We were in his dorm, much to chagrin of the no opposite sex in a room rule, and he was working on some major engineering project or whatever, I didn't really care.

"They're not good for you," he continued, not looking as he sketched a circle on a blueprint.

"I'm not good for you, Leo," I reminded him, lips curving around my cigarette. "Never stopped you before."

He tilted his head up, then craned his neck to take a good look at me, soaking me up, digesting the fact that I was- for a fleeting moment- his. "True," he admitted wistfully and smiling sardonically, "I can't win with you, can I?"

"Nobody wins with me, Valdez."

They were silent for a while, except for the sound of Leo's pencil scratching his paper and the chatter of next door dorm mates talking. I've been at the Wilderness for six months and I've kind of liked it, or maybe it just grown on me. I kind of liked Leo because he was funny and maybe one of the few people who truly mattered. But of course, for the sake of keeping routine and upholding my heartbreaker reputation, I didn't think about it.

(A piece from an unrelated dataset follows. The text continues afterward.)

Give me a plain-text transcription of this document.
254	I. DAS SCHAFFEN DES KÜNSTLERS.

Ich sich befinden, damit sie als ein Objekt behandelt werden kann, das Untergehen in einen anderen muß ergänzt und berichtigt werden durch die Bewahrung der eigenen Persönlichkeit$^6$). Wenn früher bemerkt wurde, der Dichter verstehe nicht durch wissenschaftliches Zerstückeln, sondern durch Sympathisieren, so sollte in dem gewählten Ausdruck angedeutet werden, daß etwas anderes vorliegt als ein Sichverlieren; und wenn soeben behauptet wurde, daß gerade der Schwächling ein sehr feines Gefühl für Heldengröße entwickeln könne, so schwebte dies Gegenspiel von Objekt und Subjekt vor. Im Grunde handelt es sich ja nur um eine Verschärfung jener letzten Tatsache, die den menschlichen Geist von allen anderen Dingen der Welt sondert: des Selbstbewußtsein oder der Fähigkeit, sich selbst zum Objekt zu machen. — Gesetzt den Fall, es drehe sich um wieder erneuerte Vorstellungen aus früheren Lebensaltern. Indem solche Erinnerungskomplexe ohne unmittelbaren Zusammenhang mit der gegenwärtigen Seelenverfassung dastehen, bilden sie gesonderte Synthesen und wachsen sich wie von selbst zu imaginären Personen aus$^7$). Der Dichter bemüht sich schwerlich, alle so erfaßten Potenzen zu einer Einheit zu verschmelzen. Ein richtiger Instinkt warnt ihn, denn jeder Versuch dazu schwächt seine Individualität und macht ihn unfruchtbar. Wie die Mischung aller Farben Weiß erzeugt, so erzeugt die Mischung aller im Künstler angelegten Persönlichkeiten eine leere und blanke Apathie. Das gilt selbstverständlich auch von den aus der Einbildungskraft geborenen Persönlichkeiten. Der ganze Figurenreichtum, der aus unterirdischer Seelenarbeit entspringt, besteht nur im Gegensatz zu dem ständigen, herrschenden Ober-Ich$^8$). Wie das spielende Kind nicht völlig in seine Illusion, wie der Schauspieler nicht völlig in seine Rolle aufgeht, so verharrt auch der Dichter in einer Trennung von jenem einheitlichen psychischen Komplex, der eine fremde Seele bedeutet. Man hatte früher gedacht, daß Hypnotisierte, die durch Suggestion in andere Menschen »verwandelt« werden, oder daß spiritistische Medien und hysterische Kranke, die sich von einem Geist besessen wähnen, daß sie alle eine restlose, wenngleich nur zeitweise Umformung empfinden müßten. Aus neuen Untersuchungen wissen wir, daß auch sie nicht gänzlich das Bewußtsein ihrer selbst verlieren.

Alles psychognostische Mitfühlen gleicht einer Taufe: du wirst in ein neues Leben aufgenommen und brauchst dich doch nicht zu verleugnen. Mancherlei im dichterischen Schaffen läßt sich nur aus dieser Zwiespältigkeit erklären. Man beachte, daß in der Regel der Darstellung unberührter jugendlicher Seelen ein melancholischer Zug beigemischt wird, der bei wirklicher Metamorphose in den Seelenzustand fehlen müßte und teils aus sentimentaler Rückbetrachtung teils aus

"So how come you're mad at Thalia?"

"How come you care?"

He blinked. "Well- because- I-" He gaped at me, like a fish out of water. "I love you." Every other girl would've framed the moment and put it on the wall because goddamn, he said it. He said those three words. But I just get pissed, y'know? I didn't want people to love me because I'll just destroy them. How do you know what is love anyway? There was no defining term. Leo was a sixteen year old boy. He didn't know love at all. And I did but I didn't have it.

"Well, I don't."

"You what?"

"Yeah, I don't love you," I exhaled, smoke jutting out out like clouds. "Can we break up?"

"What?" His confusion was giving way to hurt. "I thought we-"


"I'm not good for you, Leo."

"But-"

"I'm sorry."

"We both know you're not."

I smiled bitterly, way too bitterly for a sixteen year old. "Yeah."

"You're heartless, Piper Mclean. A heartless bitch."

I sighed. "Tell me somebody I don't know." I knew my cue in this play now so I showed myself the way out.

Out of all the breakups I've committed, Leo was the one I had with most clarity because it was the most recent and strangely potent, probably because it was the first time I was aware I didn't have a heart- or maybe I did, but I lost it when my Dad decided he didn't want have anything to do with me.